The Hammer House of Horror
by Jeremy Wheat
Notwithstanding the works of Satyajit Ray and Sergei Eisenstein, few foreign independent influences have had as broad an effect on American cinema as England's Hammer Films Limited. Some might find that a far-reaching proclamation, but I'm confident that there's ample evidence to bear this out.
The Creature (Christopher Lee)
attacks Baron Victor Frankenstein (Peter Cushing)
in The Curse of Frankenstein (1957).
Having gone into television production in the 80s before closing its doors for good, Hammer nonetheless remains the most successful British film studio ever, producing more than 200 features over five decades. The studio is best remembered for its thrillers, particularly gothic and singularly British retellings of Universal Studios classic monster franchises - Dracula, Frankenstein, the Mummy and the Werewolf. Martin Scorsese, Steven Spielberg, George Lucas and Francis Ford Coppola are just some of the more apparent filmmakers to have borrowed a few of their more lurid tones (and actors) from Hammer's colourbox. Hammer produced far more than horror films over their long run, but here I will focus on their more exploitive, though no less artful, genre pictures.
Founded in the mid-1930s in England by two pairs of fathers and sons, James and Enrique Carreras and Will and Tony Hinds, they took the name Hammer from the senior Hinds' earlier stage name as music-hall comedian Will Hammer. Carreras the elder had been a theater chain owner prior to their partnership, and while they initially formed an independent distributor wing called Exclusive Films, Ltd., Hammer Productions quickly became the focus. The first films Hammer produced were designed largely to put butts in seats for as small a cost as possible.
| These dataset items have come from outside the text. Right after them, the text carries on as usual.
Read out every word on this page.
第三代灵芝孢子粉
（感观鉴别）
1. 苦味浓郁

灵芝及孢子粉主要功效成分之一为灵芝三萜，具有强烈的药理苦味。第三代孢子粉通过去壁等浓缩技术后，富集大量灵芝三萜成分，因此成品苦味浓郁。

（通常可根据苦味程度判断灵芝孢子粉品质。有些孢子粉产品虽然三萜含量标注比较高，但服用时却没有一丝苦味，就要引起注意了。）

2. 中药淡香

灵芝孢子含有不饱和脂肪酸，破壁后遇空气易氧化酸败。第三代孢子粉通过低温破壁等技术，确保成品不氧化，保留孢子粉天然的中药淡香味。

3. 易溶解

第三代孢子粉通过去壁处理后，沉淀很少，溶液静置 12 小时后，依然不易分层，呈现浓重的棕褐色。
Making war pictures, comedies, musicals, documentaries and news reels, among other films, these early works bear little resemblance to their subsequent genre pictures. It's likely that Hammer didn't realize they even had a particular speciality until the release of The Quatermass Xperiment in 1955.
The Creeping Unknown/Quartermass Xperiment
Hammer had attempted sci-fi as early as 1953's Spaceways, but the Quatermass series caught on faster. Released as The Creeping Unknown in the US, The Quatermass Xperiment was based on a BBC Quatermass drama. The story: When Britain's first manned rocket returns from space, only one of the pilots is aboard and seriously wounded. He's being consumed by an alien organism which, naturally, feeds on humans, growing ever more monstrous as it does so. Shot in black and white, the thematic elements familiar to fans of 50s drive-in sci-fi are in large supply here. A few army men, a gasping female, scientists who help whip the populace into a sufficiently paranoid state and an otherworldly monster from beyond (a fairly shopworn device). Unlike 50s American sci-fi, however, and regardless of the presence of tough-guy Yank actor Brian Donlevy as the British Prof. Quatermass, everybody in a Hammer film can actually act. Whereas Peter Graves would be about as good as Americans may have expected in a genre film, in England, even the more "low-brow" entertainments often starred Shakespearean actors.
Even with its daffy monster, Quartermass is quite suspenseful. Its success, despite - or perhaps to due to - a tiny budget, led to a pair of sequels. 1957's Quatermass II (aka Enemy from Space) has Quatermass suspicious of the government's new high-tech wonder food (perhaps because their goons kidnapped his lab assistant). If the first film bore a passing similarity to flesh-hungry monster movies like The Blob, the second film's menace may remind you more of Soylent Green.
By the second sequel, Quatermass and the Pit (Five Million Years to Earth in the US, 1967), directed by Roy Ward Baker, we have an entirely new ages-old alien threat, as well as an entirely new Quatermass, this time played by the suitably professorial Andrew Keir. Not only do most Hammer fans prefer Keir's Quatermass to Donleavy's, the film is one of Hammer's most lavish productions. In this final Quatermass feature, a menace of extra-terrestrial origin is buried deep within the Earth, likely to do considerable damage if left to itself. Fortunately, one tweedy scientist stands between it and us. Less fortunately, the film was released theatrically in America in 1968, the same year as 2001: A Space Odyssey, and was lost in the shuffle. Q and the Pit was truly epic concept sci-fi and it's a shame more fans weren't exposed to it at the time.
Between the first two Quatermass films came X - The Unknown, an efficient monster sci-fi from 1957. It featured another American, Dean Jagger, as Dr. Royston, basically a polite Quatermass. (Hammer must have thought the average 50s American would only suffer through a movie featuring a scientist as long as he wasn't played by an Englishman.) The Doc discovers that radioactive sludge is headed our way from 20,000 fathoms within the earth. Which sounds like something Quatermass would have said, come to think of it.